Companies need to know their essential services and prioritize what functions must be maintained and what can be postponed for a  few weeks. “Each wave of pandemic is likely to last up to eight weeks,” says Burton, and the avian flu will likely come in two or three waves.

“It will take time, but the key thing to do is examine vulnerable positions and imagine if a large percentage of your staff are off sick, which of your critical functions is going to be in trouble.

“If you only have one or two people to do payroll and they both get sick at the same time, you could be in major trouble.”  Cross-training is important and it’s especially critical to consult with unions in cases where job classifications may require shifting staff to different positions.

Burton suggests companies should consider scheduling more teleconferences rather than face-to-face meetings.

Businesses should also investigate the options of employees working at home and consider improving sick time policy to cover eight weeks of a flu wave to leave no financial penalty for people staying at home when they’re sick.

“You don’t want people coming into work sick because they can’t afford to stay home.” says Burton. “That will decimate your workforce worse than anything.”

Associate Medical Officer of Health for the Sudbury and District Health Unit, Vera Etches says pandemic planning can pay huge dividends for businesses and their suppliers down the road.

“Business needs to have some way of adjusting to any type of emergency that comes along,” says Etches. “A lot of the thinking that goes into it will be useful for other types of emergencies.

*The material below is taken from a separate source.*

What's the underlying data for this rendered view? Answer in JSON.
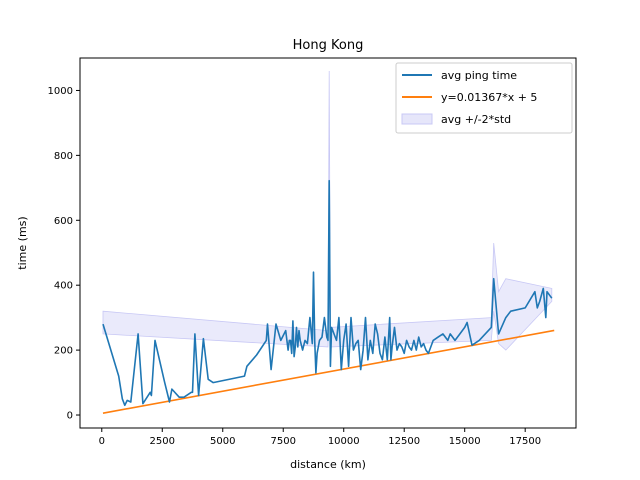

“It’s not an expensive process to create a list of essential services and think about what staff needs cross-training,” says Etches, who sits on the City of Greater Sudbury’s emergency planning group. The Sudbury health unit can provide a pandemic preparedness checklist for small business offered by the Retail Council of Canada.

But Etches suggests one way to prepare is stocking up on hand sanitizers.

The health unit is formulating a business awareness campaign this winter beginning with a pandemic planning exercise in early December where they’ll improvise scenarios for organizations and companies to work through their pandemic plans.

Sadly, despite all the dire predictions, the IAPA’s Burton says the message isn’t sinking in with many businesses. She was scheduled to speak at a pandemic planning seminar in Sault Ste. Marie on Sept. 18 but wasn’t sure if the event would go ahead because registrations were so low.

She says a particular cause for concern if the avian flu mutates to affected humans and goes global is that it may prove fatal to a larger population demographic.

“If that strain becomes a pandemic strain, it could be average healthy people in the workforce that could actually die from it.”

The 1918-19 Spanish flu killed millions in the 20 to 40-age bracket. “The thing about a pandemic stream is that nobody has any immunity to it.”